Reviews

LSO, Alsop, Barbican Hall

It was extraordinary but not especially surprising how Gustav Mahler’s presence could loom so large in a concert containing not one single note of his music. His pointless “retouching” of the Beethoven symphonies and wholesale repression of his wife Alma’s compositional talent were both marked by the same motives: a willful self-interest.

So there was, then, a certain poetic irony to be found in the fact that two women were the motivation for this rare airing of Alma Mahler’s work – Marin Alsop and her big-hearted soloist Sarah Connolly. This selection of Seven Lieder from a small surviving catalogue were orchestrated by Mahler specialists Colin and David Matthews from a sixth sense of how Alma’s own orchestrations might have sounded – a more exotic brew than her husband’s shot through with intimations of Wagner and Berg, the before and after in this great line of succession.

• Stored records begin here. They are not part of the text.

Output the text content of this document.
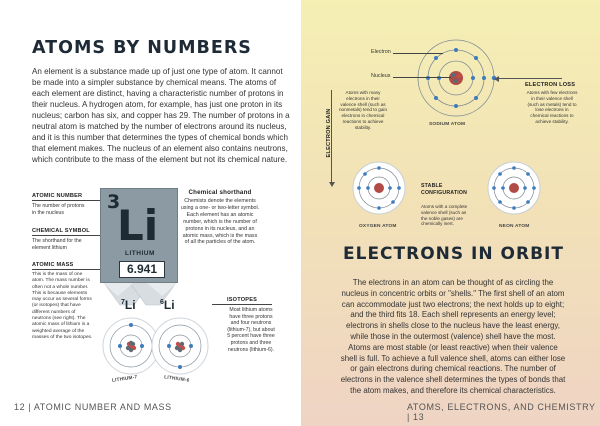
ATOMS BY NUMBERS
An element is a substance made up of just one type of atom. It cannot be made into a simpler substance by chemical means. The atoms of each element are distinct, having a characteristic number of protons in their nucleus. A hydrogen atom, for example, has just one proton in its nucleus; carbon has six, and copper has 29. The number of protons in a neutral atom is matched by the number of electrons around its nucleus, and it is this number that determines the types of chemical bonds which that element makes. The nucleus of an element also contains neutrons, which contribute to the mass of the element but not its chemical nature.
ATOMIC NUMBER
The number of protons in the nucleus
CHEMICAL SYMBOL
The shorthand for the element lithium
ATOMIC MASS
This is the mass of one atom. The mass number is often not a whole number. This is because elements may occur as several forms (or isotopes) that have different numbers of neutrons (see right). The atomic mass of lithium is a weighted average of the masses of the two isotopes.
3
Li
LITHIUM
6.941
Chemical shorthand
Chemists denote the elements using a one- or two-letter symbol. Each element has an atomic number, which is the number of protons in its nucleus, and an atomic mass, which is the mass of all the particles of the atom.
$^7$Li
LITHIUM-7
$^6$Li
LITHIUM-6
ISOTOPES
Most lithium atoms have three protons and four neutrons (lithium-7), but about 5 percent have three protons and three neutrons (lithium-6).
12 | ATOMIC NUMBER AND MASS
Electron
Nucleus
SODIUM ATOM
ELECTRON LOSS
Atoms with few electrons in their valence shell (such as metals) tend to lose electrons in chemical reactions to achieve stability.
ELECTRON GAIN
Atoms with many electrons in their valence shell (such as nonmetals) tend to gain electrons in chemical reactions to achieve stability.
OXYGEN ATOM
STABLE CONFIGURATION
Atoms with a complete valence shell (such as the noble gases) are chemically inert.
NEON ATOM
ELECTRONS IN ORBIT
The electrons in an atom can be thought of as circling the nucleus in concentric orbits or "shells." The first shell of an atom can accommodate just two electrons; the next holds up to eight; and the third fits 18. Each shell represents an energy level; electrons in shells close to the nucleus have the least energy, while those in the outermost (valence) shell have the most. Atoms are most stable (or least reactive) when their valence shell is full. To achieve a full valence shell, atoms can either lose or gain electrons during chemical reactions. The number of electrons in the valence shell determines the types of bonds that the atom makes, and therefore its chemical characteristics.
ATOMS, ELECTRONS, AND CHEMISTRY | 13
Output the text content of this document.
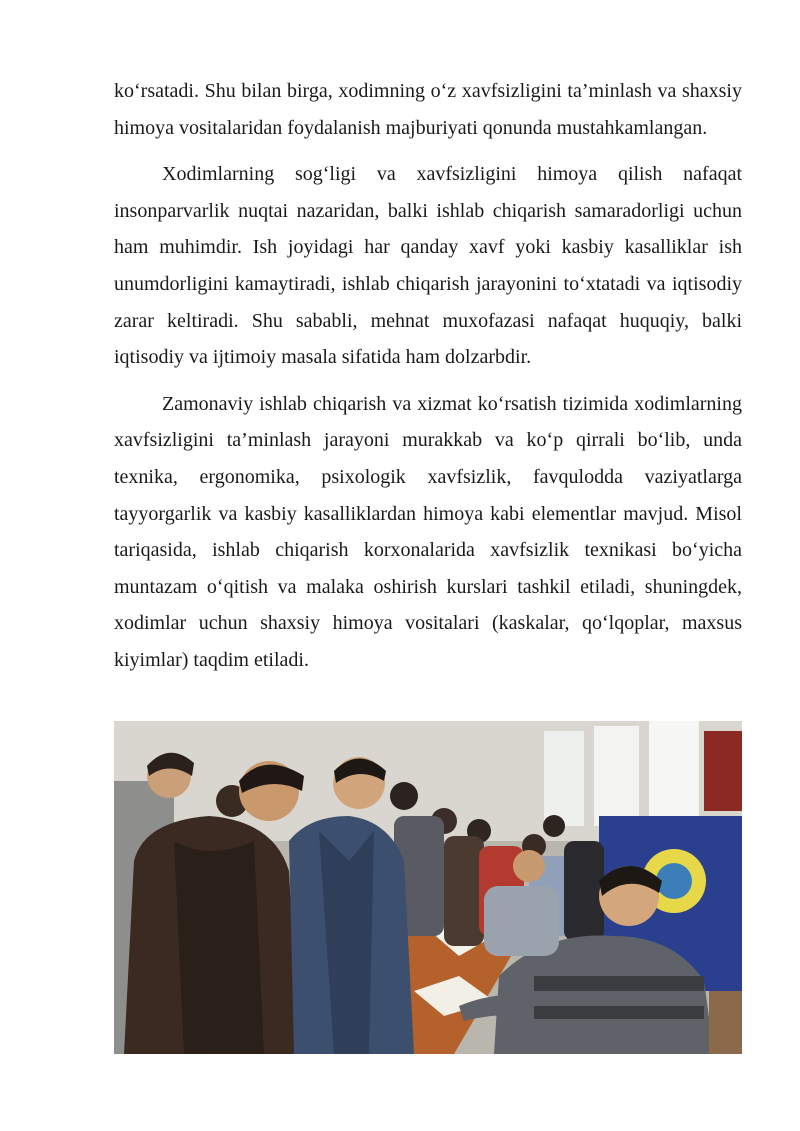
ko‘rsatadi. Shu bilan birga, xodimning o‘z xavfsizligini ta’minlash va shaxsiy himoya vositalaridan foydalanish majburiyati qonunda mustahkamlangan.

Xodimlarning sog‘ligi va xavfsizligini himoya qilish nafaqat insonparvarlik nuqtai nazaridan, balki ishlab chiqarish samaradorligi uchun ham muhimdir. Ish joyidagi har qanday xavf yoki kasbiy kasalliklar ish unumdorligini kamaytiradi, ishlab chiqarish jarayonini to‘xtatadi va iqtisodiy zarar keltiradi. Shu sababli, mehnat muxofazasi nafaqat huquqiy, balki iqtisodiy va ijtimoiy masala sifatida ham dolzarbdir.

Zamonaviy ishlab chiqarish va xizmat ko‘rsatish tizimida xodimlarning xavfsizligini ta’minlash jarayoni murakkab va ko‘p qirrali bo‘lib, unda texnika, ergonomika, psixologik xavfsizlik, favqulodda vaziyatlarga tayyorgarlik va kasbiy kasalliklardan himoya kabi elementlar mavjud. Misol tariqasida, ishlab chiqarish korxonalarida xavfsizlik texnikasi bo‘yicha muntazam o‘qitish va malaka oshirish kurslari tashkil etiladi, shuningdek, xodimlar uchun shaxsiy himoya vositalari (kaskalar, qo‘lqoplar, maxsus kiyimlar) taqdim etiladi.
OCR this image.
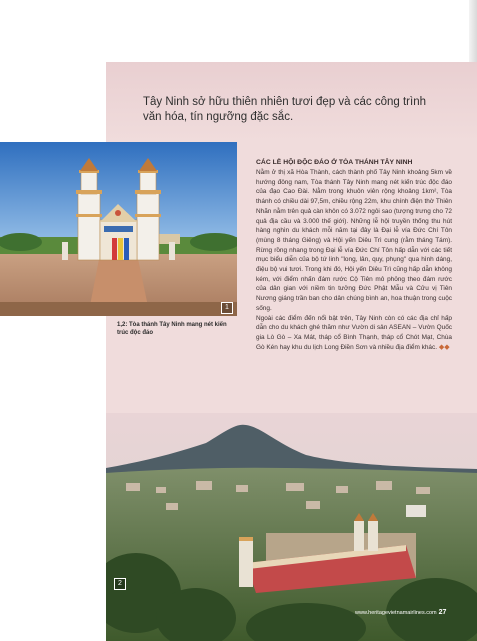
Tây Ninh sở hữu thiên nhiên tươi đẹp và các công trình văn hóa, tín ngưỡng đặc sắc.

1

1,2: Tòa thánh Tây Ninh mang nét kiến trúc độc đáo

CÁC LỄ HỘI ĐỘC ĐÁO Ở TÒA THÁNH TÂY NINH

Nằm ở thị xã Hòa Thành, cách thành phố Tây Ninh khoảng 5km về hướng đông nam, Tòa thánh Tây Ninh mang nét kiến trúc độc đáo của đạo Cao Đài. Nằm trong khuôn viên rộng khoảng 1km², Tòa thánh có chiều dài 97,5m, chiều rộng 22m, khu chính điện thờ Thiên Nhãn nằm trên quả càn khôn có 3.072 ngôi sao (tượng trưng cho 72 quả địa cầu và 3.000 thế giới). Những lễ hội truyền thống thu hút hàng nghìn du khách mỗi năm tại đây là Đại lễ vía Đức Chí Tôn (mùng 8 tháng Giêng) và Hội yến Diêu Trì cung (rằm tháng Tám). Rừng rồng nhang trong Đại lễ vía Đức Chí Tôn hấp dẫn với các tiết mục biểu diễn của bộ tứ linh "long, lân, quy, phụng" qua hình dáng, điệu bộ vui tươi. Trong khi đó, Hội yến Diêu Trì cũng hấp dẫn không kém, với điểm nhấn đám rước Cộ Tiên mô phỏng theo đám rước của dân gian với niềm tin tưởng Đức Phật Mẫu và Cửu vị Tiên Nương giáng trần ban cho dân chúng bình an, hoa thuận trong cuộc sống.

Ngoài các điểm đến nổi bật trên, Tây Ninh còn có các địa chỉ hấp dẫn cho du khách ghé thăm như Vườn di sản ASEAN – Vườn Quốc gia Lò Gò – Xa Mát, tháp cổ Bình Thạnh, tháp cổ Chót Mạt, Chùa Gò Kén hay khu du lịch Long Điền Sơn và nhiều địa điểm khác. ◆◆

2
www.heritagevietnamairlines.com 27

The songs themselves (settings of uncredited and somewhat variable contemporary poets) crested on melodic lines of abiding generosity and Sarah Connolly’s ever-evolving voice (so free and even now throughout her wide vocal spectrum) opened most impressively to them. The strangely inconclusive ending of “Laue Sommernacht” suggested an unsettling uncertainty that love would or could illuminate the darkness (Alma’s own doubts surfacing?); “Licht in der Nacht” brought echoes of Connolly’s rich and wary Brangäne; “In meines Vaters Garten” tapped into a Straussian effulgence liberating the top of the voice to find release in the concluding melisma of the final song – “Erntelied” – the first day of the rest of the poet’s life.

Whichever you look at it, Mahler’s retouching of the Beethoven symphonies was a pointless and self-serving exercise which has latterly become something of a gimmick in the constant bid to refresh performance practice. Adjustments to dynamics in the balance of wind versus strings is a given for any conductor preparing and performing this music (as is the issue of wind doublings) and incidents of rescoring in the 7th Symphony where, for instance, Mahler switches horns to trumpets or doubles horns with trumpets add nothing to, indeed detract from, the sonic originality of the music. What ultimately makes the difference is the performance and this one from Alsop and the LSO was heavyweight and somewhat generalised in tone and texture, less buoyant, more earthily foot-stomping in rhythm, and ultimately – for all the finale’s piston-pumping excitement – rather coarse.